I have to say though, I’m one of those worrywarts when it comes to germs, like a total scaredy-cat-germaphobe that thinks we’re all gonna die of salmonella poisoning even if there are no chickens in sight. I’ve heard some horror stories about rice that hasn’t been reheated correctly or has been left out overnight for bacteria to not just grow in, but fucking flourish all over. Those little fuckers don’t just move in, they set up high rises and build a bustling metropolis. Their busy megalopolis has got so much urban complexity that there’s even ghettos and squalor and crime. So that’s why I don’t eat rice cold the next day. I’m chicken shit (sort of ironic if we are talking salmonella), so I always make sure if I have rice the next day that it’s been stored in some sort of sauce in the fridge and heated all the way through. So when I had it the next day it was coated in a mild curry sauce (think Korma) and that was also delicious. The sauce brought out the already delicious flavours, complemented the spices the Thugs had used, and highlighted the sweet scrumminess of the raisins and the crunchy nuts.

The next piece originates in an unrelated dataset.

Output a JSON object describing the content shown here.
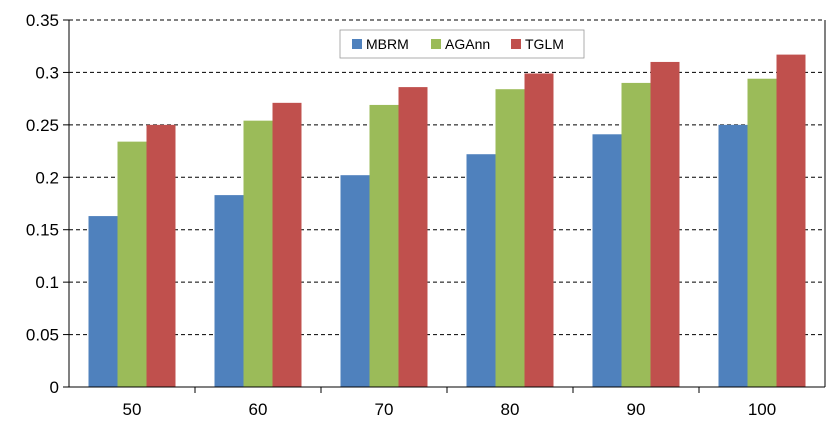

But this dish was best served warm when it was first made fresh.
That was my favourite way to have it.
Just how the Thugs intended it.
*raises hands to the heavens in a ‘praise be’ type gesture, and bows down before the cookbook whilst chanting and making eccentric biblical hand gestures.*
I looked at the clock, and though I was nearly late for circuit training I had only shot past the estimated finish time by about 7 minutes. That was good enough for me; the person who gets easily distracted in the kitchen.
So basically to summarise, I recommend the shit outta this recipe. What the Spaghetti Pie has in seductive traits and wow factor, this dish has in full bodied flavour and temptation. The Thug Kitchen Spaghetti Pie might be the glamorous and popular, sparkly guest of honour at a party that everyone thinks is sexy, and wants to get with – but the chickpea biryani is the curvaceous, sultry beauty who stands quietly off to the side with a cocktail, needing no one but giving you come-hither eyes. Her natural beauty is irresistible, and spellbinding.
No need to resist, you might as well give in – chickpea biryani is your destiny.